The boy developed pimples and an icy angsty stare, the mother’s expression hardened into a stony resolve that broke my heart, the younger boy no longer in his mother’s womb grew from a chubby baby into a round faced boy with a confused look on his face. The man still smiled.

As the pictures came to an end, the pimply boy, now a teen, wore all black and painted his fingernails. The mother stopped letting her hair fall into a frizzy wavy mess and instead opted to wrangle it into a tight ponytail to expose the deepening creases across her forehead. The round-faced boy looked at his father with admiration. The man smiled still.

The last picture was of a water eyed family crowded around a slim man in a hospital bed. The man’s skin clung to his skull like the thin paper they wrap gourmet sandwiches in. The mother was pole stiff next to the bed, looking directly into the camera and holding the man’s finger with a limp grasp. The teen’s cheeks were stained with mascara. The round-faced boy stood next to his brother, looking at the tiles of the hospital floor. The man in the hospital bed pointed at his chest with one hand and held the other in a thumbs up fashion. His bruised eyes expressed that he was not worried about the surgery. It was everything else around the mouth that changed.

I shuffled the last photo out of its page and held it up to the first. In between, there was a story here that only we could know. All the sudden, everything made sense to that confused looking round-faced boy as he sat in his father’s armchair.

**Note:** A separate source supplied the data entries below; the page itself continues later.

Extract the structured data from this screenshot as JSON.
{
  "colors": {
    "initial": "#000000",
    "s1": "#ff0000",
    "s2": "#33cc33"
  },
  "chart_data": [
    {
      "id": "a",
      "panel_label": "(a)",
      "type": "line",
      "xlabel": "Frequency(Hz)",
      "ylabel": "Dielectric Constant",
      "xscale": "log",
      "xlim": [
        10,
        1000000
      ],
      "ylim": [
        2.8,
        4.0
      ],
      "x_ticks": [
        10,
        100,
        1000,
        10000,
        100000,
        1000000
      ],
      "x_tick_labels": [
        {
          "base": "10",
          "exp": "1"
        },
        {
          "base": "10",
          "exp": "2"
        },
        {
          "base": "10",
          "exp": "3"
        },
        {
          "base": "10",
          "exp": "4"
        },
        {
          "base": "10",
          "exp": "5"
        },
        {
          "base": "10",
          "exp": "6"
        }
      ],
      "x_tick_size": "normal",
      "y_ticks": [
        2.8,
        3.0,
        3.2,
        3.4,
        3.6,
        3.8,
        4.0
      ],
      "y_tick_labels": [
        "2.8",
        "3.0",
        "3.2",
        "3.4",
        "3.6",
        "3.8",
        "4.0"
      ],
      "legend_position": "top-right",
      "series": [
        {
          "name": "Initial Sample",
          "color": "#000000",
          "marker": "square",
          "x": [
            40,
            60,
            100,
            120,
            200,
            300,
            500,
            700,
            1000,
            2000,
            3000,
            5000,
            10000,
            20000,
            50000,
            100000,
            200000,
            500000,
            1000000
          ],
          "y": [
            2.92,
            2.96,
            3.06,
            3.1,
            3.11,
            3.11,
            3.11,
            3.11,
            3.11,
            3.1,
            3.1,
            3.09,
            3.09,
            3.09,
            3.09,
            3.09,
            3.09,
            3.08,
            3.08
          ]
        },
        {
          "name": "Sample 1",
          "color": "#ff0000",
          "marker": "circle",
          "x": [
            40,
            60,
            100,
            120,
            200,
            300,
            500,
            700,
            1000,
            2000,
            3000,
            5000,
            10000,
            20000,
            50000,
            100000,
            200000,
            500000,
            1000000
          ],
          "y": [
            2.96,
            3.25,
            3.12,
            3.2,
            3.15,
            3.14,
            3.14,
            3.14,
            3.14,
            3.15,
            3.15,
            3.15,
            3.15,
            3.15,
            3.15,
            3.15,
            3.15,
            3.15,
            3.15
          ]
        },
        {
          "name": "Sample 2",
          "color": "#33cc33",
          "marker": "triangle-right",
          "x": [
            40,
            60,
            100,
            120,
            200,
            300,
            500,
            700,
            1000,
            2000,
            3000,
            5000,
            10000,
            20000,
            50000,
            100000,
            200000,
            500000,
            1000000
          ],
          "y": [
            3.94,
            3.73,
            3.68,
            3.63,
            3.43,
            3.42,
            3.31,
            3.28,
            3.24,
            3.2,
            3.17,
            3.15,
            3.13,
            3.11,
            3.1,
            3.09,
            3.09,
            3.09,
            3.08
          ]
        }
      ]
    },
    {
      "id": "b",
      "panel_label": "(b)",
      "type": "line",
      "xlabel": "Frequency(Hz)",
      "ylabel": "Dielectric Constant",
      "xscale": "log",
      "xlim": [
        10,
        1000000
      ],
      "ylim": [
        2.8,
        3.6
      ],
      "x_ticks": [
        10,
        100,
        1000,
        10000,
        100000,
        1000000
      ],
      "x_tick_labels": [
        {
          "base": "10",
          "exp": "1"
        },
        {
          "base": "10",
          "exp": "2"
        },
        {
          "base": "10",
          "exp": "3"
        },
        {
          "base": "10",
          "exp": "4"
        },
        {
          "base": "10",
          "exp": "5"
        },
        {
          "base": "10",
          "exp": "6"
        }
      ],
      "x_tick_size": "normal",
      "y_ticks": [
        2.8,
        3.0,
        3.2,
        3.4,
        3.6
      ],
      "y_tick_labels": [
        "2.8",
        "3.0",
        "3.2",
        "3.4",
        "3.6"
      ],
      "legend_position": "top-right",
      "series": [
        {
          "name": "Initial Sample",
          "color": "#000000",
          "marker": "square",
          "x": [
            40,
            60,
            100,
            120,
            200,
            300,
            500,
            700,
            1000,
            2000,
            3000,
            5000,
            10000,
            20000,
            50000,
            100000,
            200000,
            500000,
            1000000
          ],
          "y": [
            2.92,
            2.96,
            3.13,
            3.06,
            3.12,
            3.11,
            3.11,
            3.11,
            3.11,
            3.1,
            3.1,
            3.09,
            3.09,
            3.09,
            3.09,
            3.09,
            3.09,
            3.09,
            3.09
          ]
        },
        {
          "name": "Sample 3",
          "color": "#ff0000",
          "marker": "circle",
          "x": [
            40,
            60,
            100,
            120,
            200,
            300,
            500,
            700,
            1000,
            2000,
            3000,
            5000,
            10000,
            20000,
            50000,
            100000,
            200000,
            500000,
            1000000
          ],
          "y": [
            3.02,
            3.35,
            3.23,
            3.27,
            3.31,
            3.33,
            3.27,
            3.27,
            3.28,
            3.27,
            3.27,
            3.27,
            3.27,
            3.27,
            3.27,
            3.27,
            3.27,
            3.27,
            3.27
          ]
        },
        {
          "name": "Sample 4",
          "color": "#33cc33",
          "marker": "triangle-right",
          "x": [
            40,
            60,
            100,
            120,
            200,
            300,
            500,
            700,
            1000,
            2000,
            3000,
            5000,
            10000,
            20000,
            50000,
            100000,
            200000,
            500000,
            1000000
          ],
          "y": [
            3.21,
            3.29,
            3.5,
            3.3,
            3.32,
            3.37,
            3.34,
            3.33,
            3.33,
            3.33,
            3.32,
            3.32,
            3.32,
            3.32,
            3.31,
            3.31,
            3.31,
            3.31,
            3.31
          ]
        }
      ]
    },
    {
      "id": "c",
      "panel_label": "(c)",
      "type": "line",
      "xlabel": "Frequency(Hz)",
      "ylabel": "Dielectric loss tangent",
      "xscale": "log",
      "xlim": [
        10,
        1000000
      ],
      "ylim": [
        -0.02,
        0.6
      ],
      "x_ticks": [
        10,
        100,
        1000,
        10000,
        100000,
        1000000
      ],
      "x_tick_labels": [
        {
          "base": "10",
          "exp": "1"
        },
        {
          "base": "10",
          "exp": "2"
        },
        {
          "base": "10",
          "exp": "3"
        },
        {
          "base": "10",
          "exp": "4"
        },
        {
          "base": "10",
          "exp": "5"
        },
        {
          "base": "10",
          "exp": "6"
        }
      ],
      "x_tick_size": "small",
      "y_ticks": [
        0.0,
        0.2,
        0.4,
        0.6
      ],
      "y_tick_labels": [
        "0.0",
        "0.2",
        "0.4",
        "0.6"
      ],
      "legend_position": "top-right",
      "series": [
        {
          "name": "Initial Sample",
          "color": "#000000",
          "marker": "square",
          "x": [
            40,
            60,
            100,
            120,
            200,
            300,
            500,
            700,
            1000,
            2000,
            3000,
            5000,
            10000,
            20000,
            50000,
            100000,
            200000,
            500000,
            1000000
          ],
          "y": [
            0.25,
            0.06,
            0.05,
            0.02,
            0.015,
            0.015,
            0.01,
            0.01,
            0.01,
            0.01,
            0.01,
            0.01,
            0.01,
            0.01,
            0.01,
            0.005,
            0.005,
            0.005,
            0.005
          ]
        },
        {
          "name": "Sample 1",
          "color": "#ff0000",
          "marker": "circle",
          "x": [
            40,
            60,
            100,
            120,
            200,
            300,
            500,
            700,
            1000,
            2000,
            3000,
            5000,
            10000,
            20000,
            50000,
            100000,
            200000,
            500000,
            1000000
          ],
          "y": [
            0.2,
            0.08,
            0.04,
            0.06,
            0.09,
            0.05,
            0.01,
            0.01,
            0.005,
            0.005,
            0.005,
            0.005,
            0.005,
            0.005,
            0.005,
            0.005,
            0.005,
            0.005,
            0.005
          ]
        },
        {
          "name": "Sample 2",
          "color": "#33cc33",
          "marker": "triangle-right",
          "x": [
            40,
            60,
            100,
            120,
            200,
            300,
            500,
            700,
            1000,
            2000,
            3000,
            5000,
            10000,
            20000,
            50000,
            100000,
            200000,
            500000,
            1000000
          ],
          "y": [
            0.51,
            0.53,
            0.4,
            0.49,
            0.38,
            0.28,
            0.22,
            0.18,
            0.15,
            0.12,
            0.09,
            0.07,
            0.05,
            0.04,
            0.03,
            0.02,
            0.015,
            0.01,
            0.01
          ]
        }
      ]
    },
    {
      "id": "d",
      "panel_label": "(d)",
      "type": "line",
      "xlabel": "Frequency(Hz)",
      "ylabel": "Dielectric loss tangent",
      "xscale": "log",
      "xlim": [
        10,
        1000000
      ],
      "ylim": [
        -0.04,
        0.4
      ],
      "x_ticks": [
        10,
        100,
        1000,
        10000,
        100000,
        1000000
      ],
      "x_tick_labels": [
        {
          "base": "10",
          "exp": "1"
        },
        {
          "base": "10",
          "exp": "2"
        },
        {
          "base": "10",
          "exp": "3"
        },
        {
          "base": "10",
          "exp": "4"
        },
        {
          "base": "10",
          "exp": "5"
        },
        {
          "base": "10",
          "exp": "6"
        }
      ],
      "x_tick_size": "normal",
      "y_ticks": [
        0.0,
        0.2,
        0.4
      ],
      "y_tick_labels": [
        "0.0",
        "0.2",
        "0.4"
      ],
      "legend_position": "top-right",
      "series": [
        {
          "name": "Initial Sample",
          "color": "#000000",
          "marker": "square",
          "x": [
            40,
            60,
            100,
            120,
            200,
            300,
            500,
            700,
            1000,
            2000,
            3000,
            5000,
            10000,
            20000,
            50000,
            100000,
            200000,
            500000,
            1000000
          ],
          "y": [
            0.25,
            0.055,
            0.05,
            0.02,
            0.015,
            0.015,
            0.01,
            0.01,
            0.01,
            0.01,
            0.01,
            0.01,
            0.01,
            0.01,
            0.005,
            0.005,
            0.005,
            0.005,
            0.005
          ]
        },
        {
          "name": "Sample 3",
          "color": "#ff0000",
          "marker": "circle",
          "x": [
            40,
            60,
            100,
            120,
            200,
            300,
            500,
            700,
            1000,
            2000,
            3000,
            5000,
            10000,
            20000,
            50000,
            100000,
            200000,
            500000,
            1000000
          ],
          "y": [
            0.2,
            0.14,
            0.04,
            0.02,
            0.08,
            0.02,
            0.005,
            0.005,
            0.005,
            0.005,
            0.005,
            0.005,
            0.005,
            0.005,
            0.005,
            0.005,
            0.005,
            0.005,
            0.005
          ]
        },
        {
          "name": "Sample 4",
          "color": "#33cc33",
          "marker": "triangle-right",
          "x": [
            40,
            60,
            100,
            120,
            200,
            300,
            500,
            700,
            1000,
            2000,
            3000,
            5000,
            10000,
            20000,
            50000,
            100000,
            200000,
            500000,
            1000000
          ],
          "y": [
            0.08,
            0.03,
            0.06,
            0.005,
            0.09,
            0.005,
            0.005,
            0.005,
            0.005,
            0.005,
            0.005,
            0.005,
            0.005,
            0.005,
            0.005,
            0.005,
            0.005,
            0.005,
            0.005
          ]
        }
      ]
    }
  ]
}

A sound clattered from the kitchen and I jumped, dropping the book onto the floor, and pulling my scared feet underneath my bottom. After a moment of complete silence, I shifted from the chair and scampered across the living room to peek into the kitchen. The room was pitch black save the moonlight splashing in from the sliding glass door that led onto the back patio. I could feel the blackness all around me like little bugs. Hissing in through my teeth, I smacked the light switch near the threshold and kept my eyes fixed to the glass door as the overhead bulb spit light onto the patio. I could see something moving out there. Something humanoid and shifting and black against the kitchen light. I held my breath and slowly, deafly moved across the tiles. As I reached the glass door, I put my face against it, cupping my hands. Nothing.

Then the dark figure sprang to life, smacking against the door and rattling it in its frame. I tumbled backwards, falling over one of the wooden kitchen chairs, scrambling to flee the monster. I trod across the room, hiding at the edge of the threshold, and turning to look back. I saw a hand grasp for the handle and the light shone it was pale and it had painted fingernails. I gasped and rushed back to the glass door, unlocking it, and sliding it open.

My brother fell into the kitchen, face down, hands scrambling all around, feeling. His body contorted and he clawed at his downturned face. I reached out to touch his shoulder and he recoiled, turning to expose his face to me. I let out a shrill stiff cry.

His mouth, eyes, nostrils, and ears had been sewn shut in a tangle of thick black thread. He reached out for me and I could see his cheeks turn purple and swell. He grabbed at my legs and I backed away in terror, still screaming. Then he fell limp.

I could hear my mother moving through the house. She stomped into the kitchen, obviously prepared to hand out discipline. When she saw my brother lying lifeless on the kitchen tiles, she stopped dead in her tracks before springing to action, trying to shake him back into existence.

We buried my brother and lived on, putting it away so that it’s one of those things that we rarely withdraw and discuss. My mother softened after his death and we keep in touch. Whenever I visit, we talk about everything besides my dad and brother. As time goes on and her mind has started to slip away, she opens more. The most recent time I joined her for dinner, she told me to be careful of the dragonflies. For a long time, I thought that maybe I was the only one that had recalled the story from my father’s childhood, but it seems she does too.

I miss them every day and still time’s arrow marches forward. Now that I have children of my own, I tell them the story of Tanner and the dragonflies. I’m not quite the storyteller my dad once was but I give it my best and it scares them well. I hope it does.